Tratar a cada hijo con respeto y cariño. Dedicar un tiempo exclusivo a cada uno de ellos. Evitar comparaciones o que se sientan mejores o peores que los otros. Evitar las etiquetas (mentiroso, desobediente, vago …) y permitirles actuar de acuerdo a su edad y cultivar la virtud de la paciencia no gritando o insultando. Evitar el tono cínico o irónico al hablarle y escuchar, escuchar, escuchar.

Enseñar a pedir perdón cuando se ha hecho algo mal, cuando se ha molestado. La forma más eficaz de enseñar a pedir perdón es que lo hagan el padre o la madre cuando sea necesario.

Lucha personal ¿qué puedo hacer yo? Si bien es cierto que la lucha por vivir las virtudes es personal, anima mucho saber que los demás miembros de la familia están en la misma onda. Un hijo que sabe que su padre y su madre no se consideran perfectos y que aunque les cuesta, se esfuerzan cada día por ser mejores afronta mejor su propia mejora.

Comidas familiares y tertulias. Considero que son el eje fundamental para que la familia permanezca unida, casi me atrevería a afirmar que una familia que no come junta es prácticamente imposible que pueda permanecer unida.

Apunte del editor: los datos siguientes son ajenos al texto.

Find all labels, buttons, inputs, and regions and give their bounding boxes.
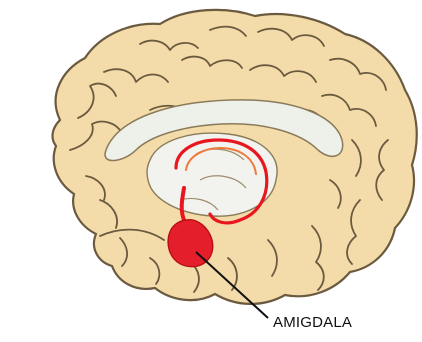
amygdala-label: AMIGDALA — [273, 314, 352, 331]
amygdala-stalk — [182, 188, 184, 220]
thalamus — [147, 133, 277, 216]
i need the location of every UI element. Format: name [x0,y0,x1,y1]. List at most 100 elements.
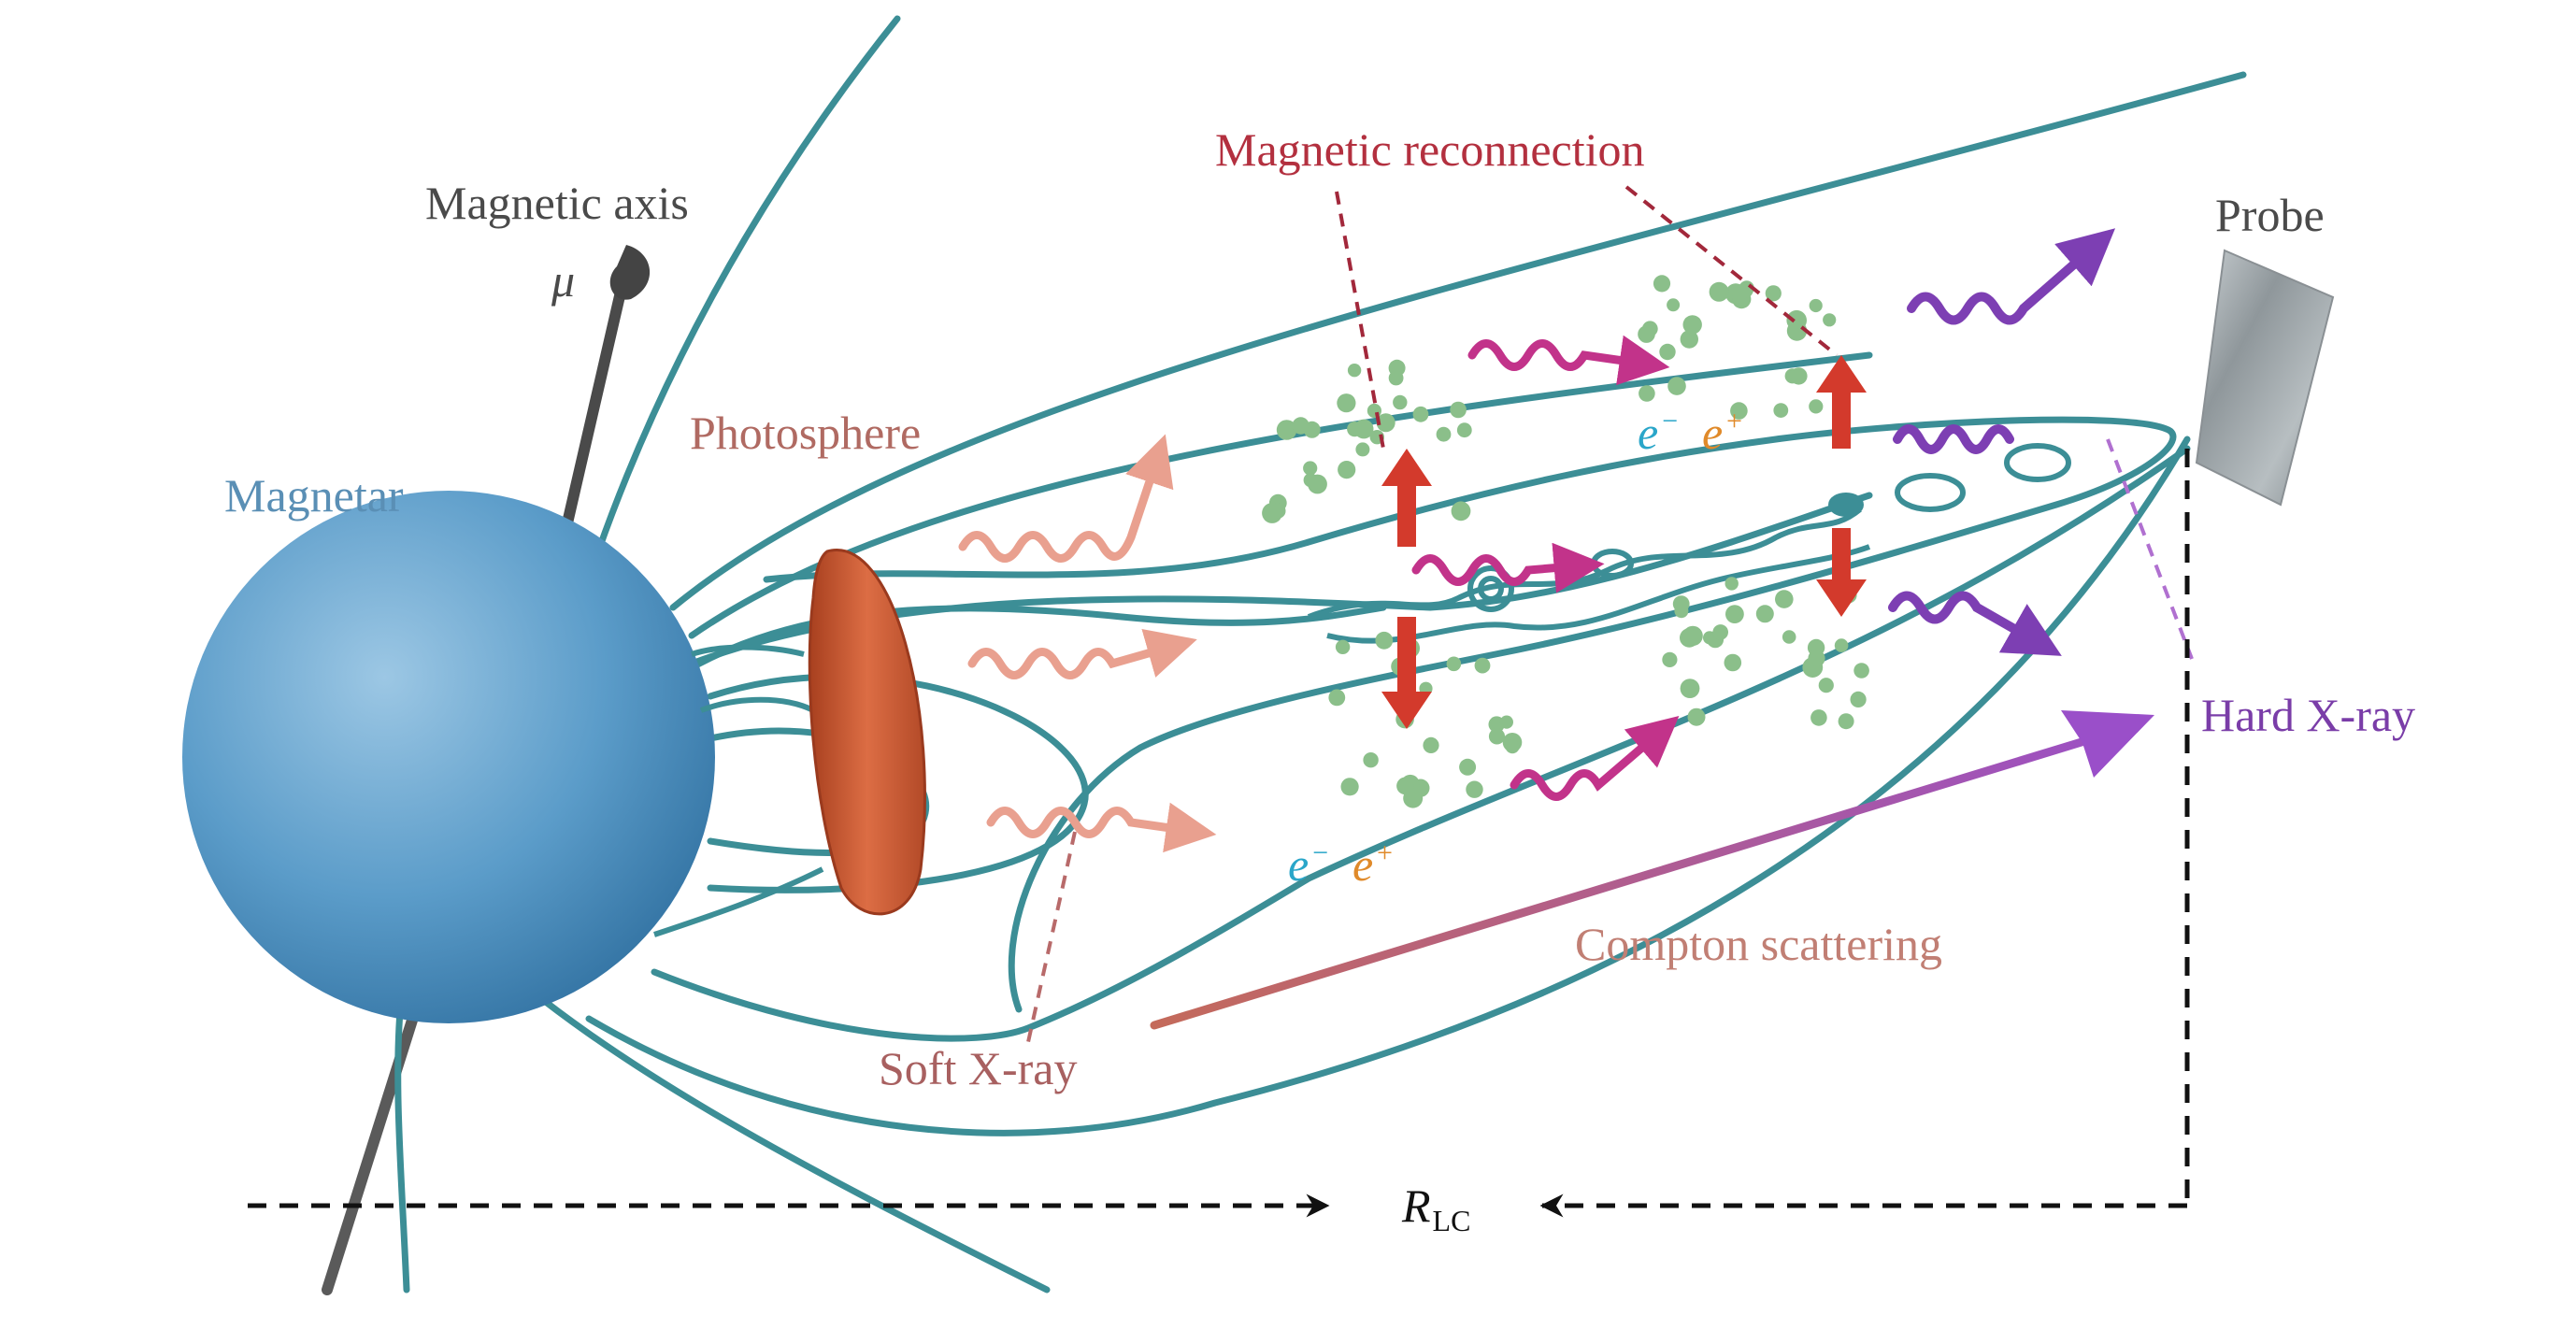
pair-label-lower: e− e+ [1288,838,1394,891]
particle-dot [1730,402,1748,420]
current-sheet [1307,443,2071,644]
particle-dot [1810,709,1827,726]
particle-dot [1823,313,1837,327]
particle-dot [1466,780,1483,798]
particle-dot [1396,777,1414,795]
particle-dot [1786,321,1808,341]
particle-dot [1755,605,1774,623]
particle-dot [1724,653,1742,672]
particle-dot [1639,385,1655,402]
particle-dot [1659,343,1676,361]
leader-lines [1026,185,2194,1043]
particle-dot [1459,758,1477,776]
particle-dot [1853,663,1869,679]
particle-dot [1412,406,1429,422]
particle-dot [1450,401,1467,419]
particle-dot [1682,625,1703,647]
particle-dot [1834,638,1849,652]
particle-dot [1809,298,1823,313]
particle-dot [1388,370,1404,386]
particle-dot [1451,501,1471,522]
minus-superscript: − [1660,406,1680,436]
compton-scattering-label: Compton scattering [1575,918,1942,970]
particle-dot [1667,298,1681,312]
particle-dot [1393,394,1408,410]
particle-dot [1375,631,1394,650]
compton-scattering-arrow [1150,710,2154,1030]
electron-symbol: e [1638,407,1659,459]
particle-dot [1765,285,1782,302]
particle-dot [1703,631,1717,645]
particle-dot [1775,590,1794,608]
particle-dot [1292,417,1309,435]
particle-dot [1809,399,1824,414]
soft-xray-label: Soft X-ray [879,1042,1078,1094]
photosphere-label: Photosphere [690,407,922,459]
lc-subscript: LC [1432,1204,1471,1237]
r-symbol: R [1402,1179,1431,1232]
scattered-photons [1411,335,1680,801]
magnetic-axis-label: Magnetic axis [425,177,689,229]
particle-dot [1276,420,1297,440]
particle-dot [1782,630,1796,644]
particle-dot [1724,577,1739,591]
plus-superscript: + [1724,406,1744,436]
particle-dot [1680,330,1699,349]
particle-dot [1367,403,1381,419]
hard-xray-label: Hard X-ray [2201,689,2416,741]
particle-dot [1773,403,1789,418]
magnetar-label: Magnetar [224,469,404,522]
particle-dot [1725,605,1744,623]
particle-dot [1499,715,1513,729]
particle-dot [1340,778,1359,796]
particle-dot [1838,713,1854,730]
light-cylinder-radius-label: RLC [1402,1179,1470,1236]
positron-symbol: e [1701,407,1724,459]
pair-particles [1262,275,1869,808]
particle-dot [1488,728,1506,745]
particle-dot [1638,325,1655,343]
particle-dot [1682,315,1702,335]
particle-dot [1337,393,1356,413]
particle-dot [1347,364,1362,378]
closed-field-loops [585,416,2191,1136]
particle-dot [1662,651,1678,668]
particle-dot [1376,413,1395,433]
reconnection-arrows [1381,355,1867,729]
sphere-field-roots [653,644,824,937]
particle-dot [1308,474,1327,494]
particle-dot [1709,281,1729,302]
particle-dot [1436,426,1452,442]
particle-dot [1446,656,1462,672]
magnetar-sphere [182,491,715,1023]
particle-dot [1335,639,1351,654]
particle-dot [1363,752,1379,768]
particle-dot [1653,275,1671,293]
particle-dot [1347,422,1363,437]
particle-dot [1680,679,1700,698]
particle-dot [1338,461,1356,479]
particle-dot [1850,691,1867,708]
photosphere-disk [808,549,926,916]
mu-label: μ [551,254,576,307]
particle-dot [1270,503,1286,519]
particle-dot [1474,657,1491,674]
soft-xray-photons [958,434,1217,853]
particle-dot [1303,461,1318,476]
particle-dot [1456,422,1472,438]
particle-dot [1784,368,1800,384]
pair-label-upper: e− e+ [1638,406,1744,459]
probe-panel [2195,249,2335,507]
particle-dot [1712,624,1728,640]
magnetic-reconnection-label: Magnetic reconnection [1215,123,1645,176]
probe-label: Probe [2215,189,2325,241]
light-cylinder-markers [248,449,2190,1218]
particle-dot [1674,604,1689,619]
particle-dot [1818,678,1834,693]
electron-symbol: e [1288,838,1309,891]
particle-dot [1355,442,1370,457]
positron-symbol: e [1352,838,1374,891]
minus-superscript: − [1310,837,1330,868]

Son cada vez más los estudios que demuestran el poder de la comida familiar no sólo para que la familia permanezca unida sino en la prevención de enfermedades, adicciones, fracaso escolar, etc.

Dada su importancia y trascendencia para la vida familiar conviene cuidar las formas y presentación en la mesa, preparar temas para charlar si se crean “silencios incómodos”. Aprovechar sobre todo para escuchar y también para dar criterio, contar cosas, preocupaciones, alegrías, comentar temas de actualidad, libros, películas, música.

Por supuesto la televisión y los teléfonos móviles o gadget electrónicos deben situarse muy lejos del espacio vital del comedor.

Compartir el ocio con actividades familiares. El tiempo libre es una gran escuela unidad familiar. Por eso es muy bueno compartir aficiones, hobbies, cultura, deportes, etc… Los padres deben proporcionar ocasiones para compartir el tiempo libre, deben saber hacer atractivo, dependiendo de la edades, hacer deporte juntos, acompañarles a verles jugar con su equipo, asistir a un concierto de música, oír con ellos en casa la música que les gusta (aunque a uno de guste poco), pasear por el campo, disfrutar de una puesta de sol, visitar el zoo, comentar un libro….

He dejado para lo último lo que considero lo fundamental como nexo de unión entre los hombres en general y la familia en particular, compartir la fe y una visión trascendente de la vida. Cuando se está en la misma onda porque los valores son los mismos se tiene mucho terreno ganado a la unidad familiar.

Esto tiene su comienzo a la hora de elegir la persona con la que voy a formar una familia, se fortalece en el noviazgo y llega a su punto más alto cuando se comienza a tener hijos a los que transmitir la fe. Creo que como en todo lo familiar, es fundamental que los hijos vean luchar cada día a los padres por ser consecuentes con lo que creen, también que les vean rezar y practicar juntos. La transmisión de la fe debe hacerse de una manera atractiva y amable, nunca imponiendo, siempre explicando.

Las familias más fuertes son las que creen, luchan y aman en la misma sintonía.